厳しい環境は、誰かが用意してくれるものなのだろうか

最近、部長会で必ず出る議題があります。「どうすれば部下のスキルをもっと引き出せるか」「もっと高いレベルの人材を増やすために、厳しい環境を作ってあげるべきではないか」。効率化が求められ、36協定やコンプライアンスが重視される現代において、組織としてどのような負荷をかけるべきか、皆が頭を抱えています。

しかし、私は長年、この「上から与えられる厳しさ」という議論に、どこか違和感を覚えてきました。本当に、成長のための環境は他人が作ってあげるものなのでしょうか。厳しい環境というのは、自分で選んで、自分の判断で飛び込まないと、結局は身にならないのではないか。そんな思いが、私の胸の中で渦巻いています。

40年前の「3000m障害」という理不尽が教えてくれたこと

高校時代、私は陸上部で中長距離を走っていました。特に「3000m障害」という種目は、今のビジネスの現場以上に理不尽で過酷なものでした。巨大なハードル、そして避けることのできない水濠(すいごう)。勢いよく飛び込もうとしても、失敗すればドボンと水の中に沈む。シューズの中は一瞬で水でグチャグチャになり、濡れて滑るトラックの上で走りもボロボロになる。当時の私は「もう二度とやりたくない」と心底思いました。

しかし、50代後半になった今、あの3年間を振り返ると、やって良かったと確信します。当時はバイクやバンドといった「カッコいい流行」に流れる仲間も多く、陸上部は地味に見えたかもしれません。ですが、寡黙なやり投げの先輩や、仲間と試合会場で一つになって熱狂した景色は、今でも鮮明です。一生懸命やったからこそ見えた、あのドラマのような風景。一生懸命打ち込んだからこそ、あの過酷な3年間は、ただの苦い思い出ではなく、私の人生の骨子として焼き付いています。

人生の「免疫」としての挑戦

社会に出てから、私はラジオ番組のディレクターとして30年、ミキサーやテクニカルディレクターとして10年を過ごしました。今思えば、あのラジオの現場は、高校時代の3000m障害の連続でした。予期せぬトラブル、厳しい締め切り、現場の理不尽さ。しかし、私には「水濠にハマって靴が濡れても、それでも走り続けた」という、高校時代の免疫がありました。

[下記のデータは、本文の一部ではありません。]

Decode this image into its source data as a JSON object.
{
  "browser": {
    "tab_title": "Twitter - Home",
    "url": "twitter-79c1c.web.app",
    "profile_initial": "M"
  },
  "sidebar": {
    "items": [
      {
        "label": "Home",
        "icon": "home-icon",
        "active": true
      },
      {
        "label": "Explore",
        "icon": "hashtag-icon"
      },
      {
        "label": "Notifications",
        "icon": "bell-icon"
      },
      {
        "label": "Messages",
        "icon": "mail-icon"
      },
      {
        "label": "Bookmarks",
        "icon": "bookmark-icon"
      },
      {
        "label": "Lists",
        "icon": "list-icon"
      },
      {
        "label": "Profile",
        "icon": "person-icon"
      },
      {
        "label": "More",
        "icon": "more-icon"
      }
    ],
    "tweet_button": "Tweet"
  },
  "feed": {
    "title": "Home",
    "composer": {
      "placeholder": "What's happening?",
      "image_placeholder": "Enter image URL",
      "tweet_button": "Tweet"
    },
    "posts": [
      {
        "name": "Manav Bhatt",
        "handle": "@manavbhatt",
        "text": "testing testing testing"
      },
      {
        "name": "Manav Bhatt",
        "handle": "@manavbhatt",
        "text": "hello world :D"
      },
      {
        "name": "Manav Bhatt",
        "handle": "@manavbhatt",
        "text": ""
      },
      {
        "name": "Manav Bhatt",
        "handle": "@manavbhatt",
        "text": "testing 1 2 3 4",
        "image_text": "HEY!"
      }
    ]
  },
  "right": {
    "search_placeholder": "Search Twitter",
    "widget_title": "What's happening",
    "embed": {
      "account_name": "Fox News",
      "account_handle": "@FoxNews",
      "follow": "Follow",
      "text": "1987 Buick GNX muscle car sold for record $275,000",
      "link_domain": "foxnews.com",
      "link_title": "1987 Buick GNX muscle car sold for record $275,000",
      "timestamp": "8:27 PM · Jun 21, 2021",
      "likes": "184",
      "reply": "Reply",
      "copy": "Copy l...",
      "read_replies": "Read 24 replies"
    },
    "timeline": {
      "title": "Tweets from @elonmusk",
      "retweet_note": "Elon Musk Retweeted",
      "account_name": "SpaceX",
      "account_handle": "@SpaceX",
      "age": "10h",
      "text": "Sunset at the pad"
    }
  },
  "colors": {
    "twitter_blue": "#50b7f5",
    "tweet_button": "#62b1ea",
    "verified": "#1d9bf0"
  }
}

自分で選んで飛び込んだ「厳しい環境」を耐え抜いた自信は、どんな困難に直面しても、最後には「これも面白いハードルの一つだな」と捉える力をくれました。他人に与えられた課題をこなすだけでは、この免疫は作られなかったはずです。

50代からの挑戦:コンテンツビジネスという新しい水濠

今、私は定年後を見据え、自分の力で収入を得るための「コンテンツビジネス」という新しい水濠に飛び込んでいます。50代で資格を取り、ブログを立ち上げ、AIを学び、ポッドキャストで発信する。これは会社から与えられた仕事ではなく、私自身が選んだ厳しい環境です。

コンテンツビジネスの本質は、過去の体験を「価値」に変換し、誰かに届けることです。私の陸上部の記憶が、今こうして誰かの心に届き、ビジネスの学びとなっているように。人生のどんな経験も、自分で選び、死に物狂いで向き合ったプロセスさえあれば、すべてが誰かのための「教材」に変わります。

「アホな先輩」にならず「愉しむプロ」になる

部下に対して、かつての私のように「泥だらけになって死に物狂いで走れ」と強要するのは、時代にそぐわないし、50代の管理職がやるべきことではありません。私が今、部長としてすべきことは、無理やり汗をかかせることではなく、彼らが自ら飛び込みたくなるような「絶妙に高いハードル」を設計することです。

残業時間を増やさなくても、知恵と工夫を凝らさないと超えられないレベルの高い仕事を提示する。そして、自分で選んで挑戦することの「面白さ」を背中で語る。厳しいからこそ面白い。そう実感できる環境を、組織の中に作ることこそが、私の役割だと考えています。

厳しい環境に飛び込む勇気が、最高の景色を見せてくれる

結局、厳しい環境に飛び込む勇気は、誰かに強要されるものではありません。自らの意志で選び取るものです。会社という安定したトラックをただ走るだけでなく、自分で勝手に水濠を掘って、それを華麗に飛び越えていく。そんな「愉しんでいる先輩」の姿を見せ続けることで、彼らにも気づいてほしいのです。

「厳しい環境は、君たちのすぐそばにある。それを自分で選んで、飛び込む勇気を持て。その先には、今の君には想像もつかない、最高の景色が待っているから」と。

私が今、必死に試行錯誤しているこの泥臭い挑戦のプロセスそのものが、いつか誰かの人生を切り拓くヒントになればと願っています。さあ、次はどんな高いハードルを一緒に跳びましょうか。